Leger R M, Garratty G
American Red Cross Blood Services, Southern California Region, Los Angeles 90006, USA.
Transfusion. 1999 Jan;39(1):11-6. doi: 10.1046/j.1537-2995.1999.39199116889.x.
In pretransfusion testing of patients whose sera contain autoantibodies reacting optimally at 37 degrees C, it must be determined whether alloantibodies are also present. Two approaches, testing a 1-in-5 dilution of patients' sera and the adsorption of sera in the presence of polyethylene glycol (PEG), have been proposed as alternatives to the time-consuming approach of adsorbing sera with ficin- or ZZAP-treated red cells (RBCs). The three approaches were compared.
Patients' sera containing warm autoantibodies, with and without alloantibodies, were retested 1) after dilution (1-in-5) and 2) after adsorption with allogeneic RBCs in the presence of PEG. Results were compared to those after adsorption with ZZAP-treated allogeneic RBCs.
Dilution (1-in-5): Twenty-seven of 119 sera (7/26 [27%] with and 20/93 [22%] without alloantibodies) did not react; one example each of alloanti-D, -E, -e, -Fy(a), and -Jk(a), and two examples of anti-Jk(b) were not detected at a dilution of 1 in 5. Alloantibodies were identified in 5 (19%) of 26 1-in-5 diluted sera containing alloantibodies; 87 (73%) of 119 sera still reacted with all cells and would have required further workup. PEG adsorption: Thirty-nine sera were tested after parallel PEG and ZZAP adsorptions. The PEG adsorptions required a total of 55 aliquots of adsorbing cells and 13.75 hours, whereas ZZAP adsorptions required 61 aliquots and 30.5 hours. All alloantibodies (anti-D [3], -C [2], -c [1], -E [4], -K [2], -Fy(a) [1], -Jk(a) [2], -Jk(b) [1]) reacted in the adsorbed serum-PEG mixtures at a strength equal to or greater than that in the ZZAP-adsorbed sera.
Although the 1-in-5 dilution approach is convenient, only 22 percent of warm autoantibodies without alloantibodies were nonreactive, and 27 percent of alloantibodies of potential clinical significance were not detected. PEG adsorption appears to give similar results to those of ZZAP adsorption, but it has the advantages of eliminating the cost and time of prior treatment of the allogeneic adsorbing cells and of a reduction of at least a 50 percent in adsorption time.
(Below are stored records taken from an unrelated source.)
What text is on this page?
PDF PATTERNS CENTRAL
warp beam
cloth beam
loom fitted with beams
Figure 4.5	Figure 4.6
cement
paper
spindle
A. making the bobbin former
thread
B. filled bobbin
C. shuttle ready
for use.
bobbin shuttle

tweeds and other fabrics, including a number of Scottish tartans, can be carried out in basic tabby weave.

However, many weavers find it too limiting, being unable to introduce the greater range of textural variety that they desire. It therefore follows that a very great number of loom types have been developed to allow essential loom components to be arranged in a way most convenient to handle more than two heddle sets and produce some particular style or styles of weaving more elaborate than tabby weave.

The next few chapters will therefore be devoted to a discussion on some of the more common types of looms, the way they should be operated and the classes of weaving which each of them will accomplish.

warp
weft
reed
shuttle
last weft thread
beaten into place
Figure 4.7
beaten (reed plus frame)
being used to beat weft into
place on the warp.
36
在对血清中含有在37℃时反应最佳的自身抗体的患者进行输血前检测时,必须确定是否也存在同种抗体。已提出两种方法,即检测患者血清的1:5稀释液和在聚乙二醇(PEG)存在下对血清进行吸附,作为用 ficin 或 ZZAP 处理的红细胞(RBC)吸附血清这种耗时方法的替代方法。对这三种方法进行了比较。
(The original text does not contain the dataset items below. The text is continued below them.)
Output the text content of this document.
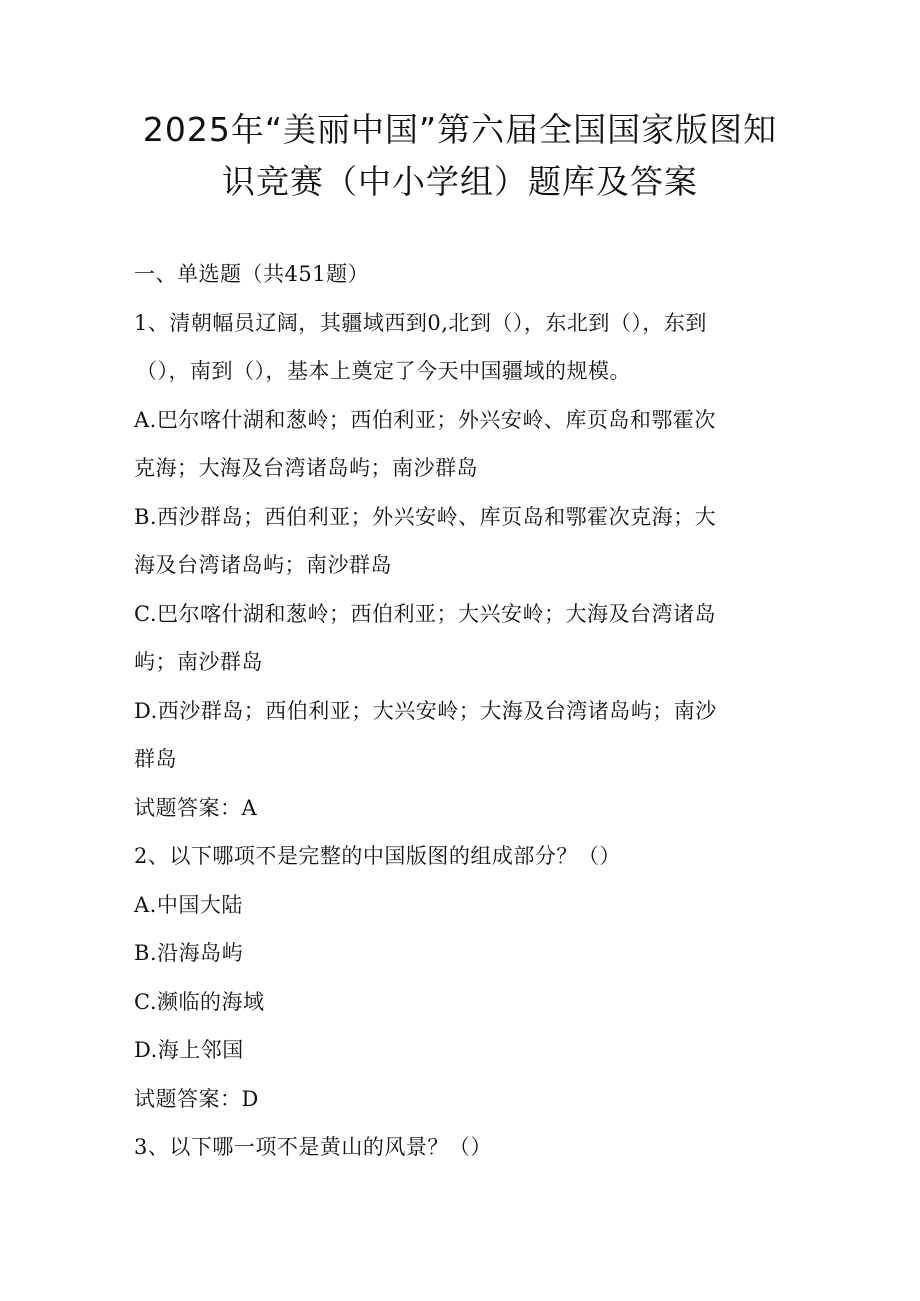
2025年“美丽中国”第六届全国国家版图知
识竞赛（中小学组）题库及答案
一、单选题（共451题）
1、清朝幅员辽阔，其疆域西到0,北到（），东北到（），东到
（），南到（），基本上奠定了今天中国疆域的规模。
A.巴尔喀什湖和葱岭；西伯利亚；外兴安岭、库页岛和鄂霍次
克海；大海及台湾诸岛屿；南沙群岛
B.西沙群岛；西伯利亚；外兴安岭、库页岛和鄂霍次克海；大
海及台湾诸岛屿；南沙群岛
C.巴尔喀什湖和葱岭；西伯利亚；大兴安岭；大海及台湾诸岛
屿；南沙群岛
D.西沙群岛；西伯利亚；大兴安岭；大海及台湾诸岛屿；南沙
群岛
试题答案：A
2、以下哪项不是完整的中国版图的组成部分？（）
A.中国大陆
B.沿海岛屿
C.濒临的海域
D.海上邻国
试题答案：D
3、以下哪一项不是黄山的风景？（）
对含有温自身抗体、有或没有同种抗体的患者血清进行重新检测,1)在稀释(1:5)后,以及2)在PEG存在下用同种异体RBC吸附后。将结果与用ZZAP处理的同种异体RBC吸附后的结果进行比较。
稀释(1:5):119份血清中有27份(有同种抗体的26份中的7份[27%]和没有同种抗体的93份中的20份[22%])没有反应;在1:5稀释时未检测到同种抗 -D、-E、-e、-Fy(a)和 -Jk(a)各1例,以及抗 -Jk(b) 2例。在26份含有同种抗体的1:5稀释血清中,有5份(19%)鉴定出了同种抗体;119份血清中有87份(73%)仍与所有细胞发生反应,需要进一步检查。PEG吸附:在平行进行PEG和ZZAP吸附后对39份血清进行了检测。PEG吸附总共需要55份吸附细胞和13.75小时,而ZZAP吸附需要61份吸附细胞和30.5小时。所有同种抗体(抗 -D [3]、-C [2]、-c [1]、-E [4]、-K [2]、-Fy(a) [1]、-Jk(a) [2]、-Jk(b) [1])在吸附的血清 -PEG混合物中的反应强度等于或大于在ZZAP吸附血清中的反应强度。
虽然1:5稀释法很方便,但没有同种抗体的温自身抗体中只有22%无反应,且27%具有潜在临床意义的同种抗体未被检测到。PEG吸附似乎能给出与ZZAP吸附相似的结果,但它具有消除同种吸附细胞预处理成本和时间以及吸附时间至少减少50%的优点。